Mejor un blanco. ¿Tendrá un godello?

El cliente mira el periódico mientras le sirven el vino. Algo después, el camarero se vuelve a acercar y dice:

– Ahora le voy a poner unas lentejas.

Marcha para la cocina y mientras el cliente observa. En el otro extremo de la barra vasos y tazas del café sin recoger y en el mueble de la pared varios montones de papeles que aparentan facturas y cosas semejantes. La sensación de desorden se incrementa a causa de la pila de botes de Coca Cola y Aquarius en el suelo junto a la puerta de la cocina.

– Ojo con la cazuelita que quema. Dice el camarero que pone en la barra una abundante tapa de lentejas.

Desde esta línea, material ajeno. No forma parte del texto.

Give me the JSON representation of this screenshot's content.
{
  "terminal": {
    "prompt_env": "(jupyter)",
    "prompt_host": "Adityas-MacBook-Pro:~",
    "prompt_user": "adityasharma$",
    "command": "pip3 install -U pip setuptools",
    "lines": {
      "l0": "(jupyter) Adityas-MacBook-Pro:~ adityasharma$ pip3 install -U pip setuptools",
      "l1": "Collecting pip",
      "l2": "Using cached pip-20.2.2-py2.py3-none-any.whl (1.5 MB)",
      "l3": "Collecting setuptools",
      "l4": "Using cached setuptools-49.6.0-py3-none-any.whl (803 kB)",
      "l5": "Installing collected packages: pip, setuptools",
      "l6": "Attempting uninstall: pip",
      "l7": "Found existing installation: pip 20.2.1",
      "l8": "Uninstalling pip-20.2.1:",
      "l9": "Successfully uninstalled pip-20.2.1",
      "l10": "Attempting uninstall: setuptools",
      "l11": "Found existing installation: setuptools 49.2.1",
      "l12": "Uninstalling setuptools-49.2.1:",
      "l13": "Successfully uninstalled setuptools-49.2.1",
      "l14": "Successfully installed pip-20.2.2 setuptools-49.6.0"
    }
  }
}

El cliente olvida el desorden del local y regresa al periódico. Y cuando piensa que las lentejas enfriaron toma una cucharadita y se quema la lengua con ellas.

– La cazuela estaría caliente, pero las lentejas hervían, piensa.

Pasan los minutos, termina el vino y paga 2 euros por el mismo. Más de la mitad de las lentejas quedan en la cazuela a causa de una temperatura excesiva.

Baja el telón.

Pues todo esto me aconteció a mí en Compostela, en un local cuyo nombre callo de momento.

Pero, ¿qué es peor, no tener Estrella en Galicia, cuando es la cerveza que los gallegos demandan en una mayoría abrumadora, o servir las lentejas calientes como plomo fundido?.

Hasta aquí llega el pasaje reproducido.